Highest Common Factor of 974, 633, 53, 493 using Euclid's algorithm

Created By : Jatin Gogia

Reviewed By : Rajasekhar Valipishetty

Last Updated : Apr 06, 2023


HCF Calculator using the Euclid Division Algorithm helps you to find the Highest common factor (HCF) easily for 974, 633, 53, 493 i.e. 1 the largest integer that leaves a remainder zero for all numbers.

HCF of 974, 633, 53, 493 is 1 the largest number which exactly divides all the numbers i.e. where the remainder is zero. Let us get into the working of this example.

Consider we have numbers 974, 633, 53, 493 and we need to find the HCF of these numbers. To do so, we need to choose the largest integer first and then as per Euclid's Division Lemma a = bq + r where 0 ≤ r ≤ b

Highest common factor (HCF) of 974, 633, 53, 493 is 1.

HCF(974, 633, 53, 493) = 1

HCF of 974, 633, 53, 493 using Euclid's algorithm

Highest common factor or Highest common divisor (hcd) can be calculated by Euclid's algotithm.

HCF of:

Highest common factor (HCF) of 974, 633, 53, 493 is 1.

Highest Common Factor of 974,633,53,493 using Euclid's algorithm

Highest Common Factor of 974,633,53,493 is 1

Step 1: Since 974 > 633, we apply the division lemma to 974 and 633, to get

974 = 633 x 1 + 341

Step 2: Since the reminder 633 ≠ 0, we apply division lemma to 341 and 633, to get

633 = 341 x 1 + 292

Step 3: We consider the new divisor 341 and the new remainder 292, and apply the division lemma to get

341 = 292 x 1 + 49

We consider the new divisor 292 and the new remainder 49,and apply the division lemma to get

292 = 49 x 5 + 47

We consider the new divisor 49 and the new remainder 47,and apply the division lemma to get

49 = 47 x 1 + 2

We consider the new divisor 47 and the new remainder 2,and apply the division lemma to get

47 = 2 x 23 + 1

We consider the new divisor 2 and the new remainder 1,and apply the division lemma to get

2 = 1 x 2 + 0

The remainder has now become zero, so our procedure stops.

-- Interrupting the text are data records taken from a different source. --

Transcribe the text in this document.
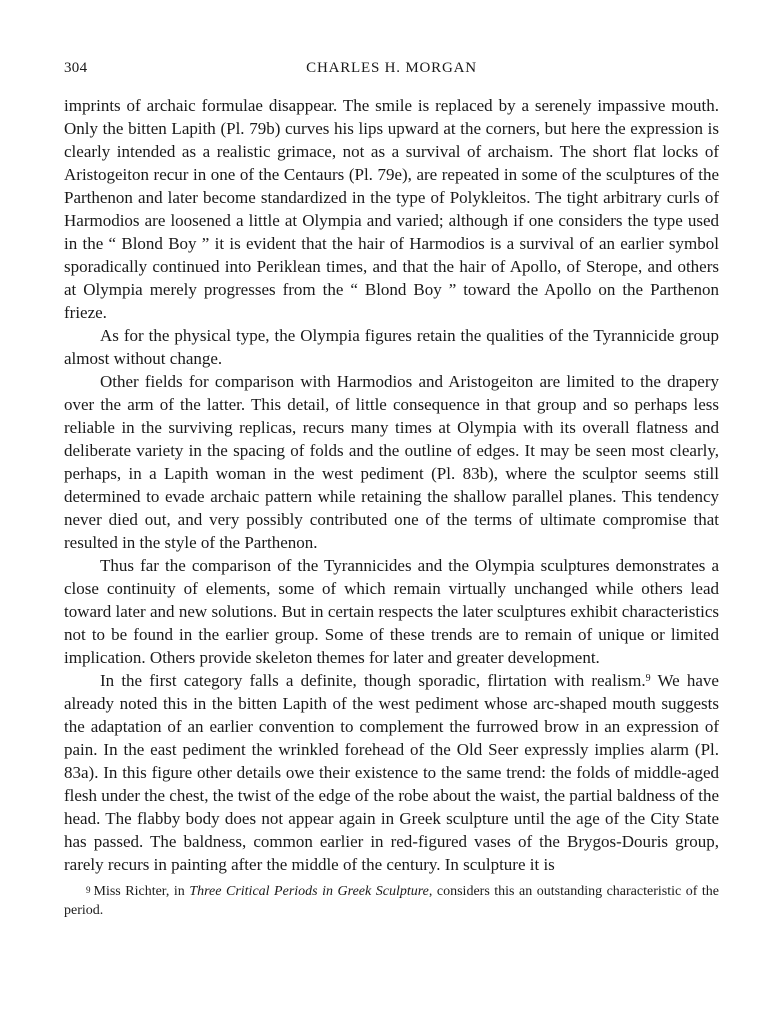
304	CHARLES H. MORGAN

imprints of archaic formulae disappear. The smile is replaced by a serenely impassive mouth. Only the bitten Lapith (Pl. 79b) curves his lips upward at the corners, but here the expression is clearly intended as a realistic grimace, not as a survival of archaism. The short flat locks of Aristogeiton recur in one of the Centaurs (Pl. 79e), are repeated in some of the sculptures of the Parthenon and later become standardized in the type of Polykleitos. The tight arbitrary curls of Harmodios are loosened a little at Olympia and varied; although if one considers the type used in the “ Blond Boy ” it is evident that the hair of Harmodios is a survival of an earlier symbol sporadically continued into Periklean times, and that the hair of Apollo, of Sterope, and others at Olympia merely progresses from the “ Blond Boy ” toward the Apollo on the Parthenon frieze.

As for the physical type, the Olympia figures retain the qualities of the Tyrannicide group almost without change.

Other fields for comparison with Harmodios and Aristogeiton are limited to the drapery over the arm of the latter. This detail, of little consequence in that group and so perhaps less reliable in the surviving replicas, recurs many times at Olympia with its overall flatness and deliberate variety in the spacing of folds and the outline of edges. It may be seen most clearly, perhaps, in a Lapith woman in the west pediment (Pl. 83b), where the sculptor seems still determined to evade archaic pattern while retaining the shallow parallel planes. This tendency never died out, and very possibly contributed one of the terms of ultimate compromise that resulted in the style of the Parthenon.

Thus far the comparison of the Tyrannicides and the Olympia sculptures demonstrates a close continuity of elements, some of which remain virtually unchanged while others lead toward later and new solutions. But in certain respects the later sculptures exhibit characteristics not to be found in the earlier group. Some of these trends are to remain of unique or limited implication. Others provide skeleton themes for later and greater development.

In the first category falls a definite, though sporadic, flirtation with realism.$^9$ We have already noted this in the bitten Lapith of the west pediment whose arc-shaped mouth suggests the adaptation of an earlier convention to complement the furrowed brow in an expression of pain. In the east pediment the wrinkled forehead of the Old Seer expressly implies alarm (Pl. 83a). In this figure other details owe their existence to the same trend: the folds of middle-aged flesh under the chest, the twist of the edge of the robe about the waist, the partial baldness of the head. The flabby body does not appear again in Greek sculpture until the age of the City State has passed. The baldness, common earlier in red-figured vases of the Brygos-Douris group, rarely recurs in painting after the middle of the century. In sculpture it is

$^9$ Miss Richter, in Three Critical Periods in Greek Sculpture, considers this an outstanding characteristic of the period.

Since the divisor at this stage is 1, the HCF of 974 and 633 is 1

Notice that 1 = HCF(2,1) = HCF(47,2) = HCF(49,47) = HCF(292,49) = HCF(341,292) = HCF(633,341) = HCF(974,633) .


We can take hcf of as 1st numbers and next number as another number to apply in Euclidean lemma

Step 1: Since 53 > 1, we apply the division lemma to 53 and 1, to get

53 = 1 x 53 + 0

The remainder has now become zero, so our procedure stops. Since the divisor at this stage is 1, the HCF of 1 and 53 is 1

Notice that 1 = HCF(53,1) .


We can take hcf of as 1st numbers and next number as another number to apply in Euclidean lemma

Step 1: Since 493 > 1, we apply the division lemma to 493 and 1, to get

493 = 1 x 493 + 0

The remainder has now become zero, so our procedure stops. Since the divisor at this stage is 1, the HCF of 1 and 493 is 1

Notice that 1 = HCF(493,1) .

HCF using Euclid's Algorithm Calculation Examples

Frequently Asked Questions on HCF of 974, 633, 53, 493 using Euclid's Algorithm

1. What is the Euclid division algorithm?

Answer: Euclid's Division Algorithm is a technique to compute the Highest Common Factor (HCF) of given positive integers.

2. what is the HCF of 974, 633, 53, 493?

Answer: HCF of 974, 633, 53, 493 is 1 the largest number that divides all the numbers leaving a remainder zero.

3. How to find HCF of 974, 633, 53, 493 using Euclid's Algorithm?

Answer: For arbitrary numbers 974, 633, 53, 493 apply Euclid’s Division Lemma in succession until you obtain a remainder zero. HCF is the remainder in the last but one step.